Bill’s own recordings include Song of Storyville, (2001 unreleased), Hard Bop, 2003, Sambra, 2005, and A Faceless Place, 2006, all on Laurel Hill Records. He also recorded, A Window that Shows Me the Moon (2012), and Trumpet Story featuring Randy Brecker (2014), both on Planet Arts Network.
Besides Mercy Mercy Mercy, and Trumpet Story, his recent work also includes collaborations with Jazz/Funk/Blues vocalist Nicole Henry. In addition to his professional schedule, Bill directs the Jazz program at Lehigh University, directs the New York Jazz Repertory Ensemble, The New York Jazz Octet and the Hell’s Kitchen Funk Orchestra. He appears regularly at Iridium, Dizzy’s Jazz Club in NYC, The Garage and many other clubs in the greater New York area. He frequently performs and teaches in Europe in addition to writing commissioned works for various conservatories and radio orchestra around the world.
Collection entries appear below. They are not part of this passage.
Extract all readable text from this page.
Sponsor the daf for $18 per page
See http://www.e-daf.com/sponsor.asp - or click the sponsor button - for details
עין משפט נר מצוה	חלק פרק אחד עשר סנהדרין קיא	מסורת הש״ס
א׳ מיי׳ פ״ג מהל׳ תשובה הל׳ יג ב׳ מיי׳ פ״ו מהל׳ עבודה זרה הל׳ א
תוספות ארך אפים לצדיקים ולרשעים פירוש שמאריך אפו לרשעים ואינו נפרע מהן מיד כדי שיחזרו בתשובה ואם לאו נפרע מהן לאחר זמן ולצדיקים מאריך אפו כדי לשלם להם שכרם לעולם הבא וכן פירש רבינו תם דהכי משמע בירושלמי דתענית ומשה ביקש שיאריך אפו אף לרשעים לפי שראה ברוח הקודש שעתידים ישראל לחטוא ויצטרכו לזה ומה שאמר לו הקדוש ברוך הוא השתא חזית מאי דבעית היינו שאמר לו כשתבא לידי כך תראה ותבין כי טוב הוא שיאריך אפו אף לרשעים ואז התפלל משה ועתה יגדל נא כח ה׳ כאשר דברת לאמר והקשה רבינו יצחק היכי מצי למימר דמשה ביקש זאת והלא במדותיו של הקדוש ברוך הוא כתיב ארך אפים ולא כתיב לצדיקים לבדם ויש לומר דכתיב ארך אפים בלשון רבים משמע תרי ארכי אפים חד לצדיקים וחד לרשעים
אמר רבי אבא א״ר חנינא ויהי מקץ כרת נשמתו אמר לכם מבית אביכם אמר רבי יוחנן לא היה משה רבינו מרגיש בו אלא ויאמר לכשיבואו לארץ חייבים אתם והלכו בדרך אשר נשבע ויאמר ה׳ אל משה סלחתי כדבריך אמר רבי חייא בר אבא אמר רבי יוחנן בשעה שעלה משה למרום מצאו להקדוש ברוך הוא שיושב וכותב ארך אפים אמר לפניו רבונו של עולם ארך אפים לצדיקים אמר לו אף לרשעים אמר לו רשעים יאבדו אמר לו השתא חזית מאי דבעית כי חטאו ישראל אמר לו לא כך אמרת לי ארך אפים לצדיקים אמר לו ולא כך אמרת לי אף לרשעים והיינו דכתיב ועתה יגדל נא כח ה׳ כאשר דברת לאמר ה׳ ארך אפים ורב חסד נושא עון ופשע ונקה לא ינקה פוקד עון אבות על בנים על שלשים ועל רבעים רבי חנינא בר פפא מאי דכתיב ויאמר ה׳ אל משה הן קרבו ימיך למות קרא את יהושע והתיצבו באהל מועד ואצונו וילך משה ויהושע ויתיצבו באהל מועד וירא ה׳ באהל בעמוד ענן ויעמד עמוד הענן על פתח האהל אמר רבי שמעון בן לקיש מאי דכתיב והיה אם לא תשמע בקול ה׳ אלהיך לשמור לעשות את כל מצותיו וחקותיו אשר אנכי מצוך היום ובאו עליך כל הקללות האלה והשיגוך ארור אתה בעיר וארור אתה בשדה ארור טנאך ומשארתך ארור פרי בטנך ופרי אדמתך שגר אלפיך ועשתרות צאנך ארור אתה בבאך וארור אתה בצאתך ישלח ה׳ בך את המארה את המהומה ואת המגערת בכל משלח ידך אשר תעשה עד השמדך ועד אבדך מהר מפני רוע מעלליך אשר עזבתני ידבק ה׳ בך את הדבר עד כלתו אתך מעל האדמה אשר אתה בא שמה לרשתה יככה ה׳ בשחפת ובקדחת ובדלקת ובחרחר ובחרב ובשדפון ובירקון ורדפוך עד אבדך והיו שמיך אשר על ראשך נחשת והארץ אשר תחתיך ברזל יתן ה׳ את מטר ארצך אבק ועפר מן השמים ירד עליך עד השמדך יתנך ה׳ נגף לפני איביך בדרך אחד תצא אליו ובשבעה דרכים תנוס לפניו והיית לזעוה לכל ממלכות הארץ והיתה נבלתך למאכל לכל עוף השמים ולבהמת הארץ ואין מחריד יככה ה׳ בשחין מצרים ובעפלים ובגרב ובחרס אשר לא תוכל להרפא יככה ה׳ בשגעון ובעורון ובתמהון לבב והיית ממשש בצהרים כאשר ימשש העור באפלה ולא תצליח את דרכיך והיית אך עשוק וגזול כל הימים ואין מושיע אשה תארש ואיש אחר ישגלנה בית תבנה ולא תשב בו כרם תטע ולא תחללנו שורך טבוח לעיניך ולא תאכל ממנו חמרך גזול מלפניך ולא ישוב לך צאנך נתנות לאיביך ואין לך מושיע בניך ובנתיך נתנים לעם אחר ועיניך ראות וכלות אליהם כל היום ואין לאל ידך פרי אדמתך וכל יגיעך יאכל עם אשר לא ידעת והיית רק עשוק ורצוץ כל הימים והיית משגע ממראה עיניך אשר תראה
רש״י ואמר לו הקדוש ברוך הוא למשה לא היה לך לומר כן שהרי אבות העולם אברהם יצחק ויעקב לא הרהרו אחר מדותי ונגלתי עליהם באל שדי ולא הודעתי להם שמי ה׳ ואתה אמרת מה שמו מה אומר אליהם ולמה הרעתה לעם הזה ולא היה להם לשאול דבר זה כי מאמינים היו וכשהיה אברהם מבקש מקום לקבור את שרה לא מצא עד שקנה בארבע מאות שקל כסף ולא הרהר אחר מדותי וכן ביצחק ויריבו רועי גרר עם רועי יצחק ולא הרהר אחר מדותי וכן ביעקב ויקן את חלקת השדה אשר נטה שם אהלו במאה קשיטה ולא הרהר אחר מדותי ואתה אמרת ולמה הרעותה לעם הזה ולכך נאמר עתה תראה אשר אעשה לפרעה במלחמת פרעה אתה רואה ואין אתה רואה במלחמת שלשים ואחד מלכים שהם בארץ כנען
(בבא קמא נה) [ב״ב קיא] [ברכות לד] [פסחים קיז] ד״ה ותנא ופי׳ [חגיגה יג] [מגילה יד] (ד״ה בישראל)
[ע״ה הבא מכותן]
Bill’s varied career as a player has led to associations with artists as varied as Sonny Stitt, Paul Anka, The Baltimore Symphony Orchestra, Mel Torme, The Spinners, Sheila Jordan, Jon Faddis, The Gil Evans Orchestra, Mel Lewis, Ornette Coleman, Lester Bowie, Lee Konitz, The Yellow Jackets, Don Braden, Eddie Palmieri, Buddy DeFranco, Randy Brecker and The Berlin Radio Orchestra among many others. Bill is listed in the Biographical Encyclopedia of Jazz by Ira Gitler and Leonard Feather and the online Biographical Jazz listings by Lewis Porter.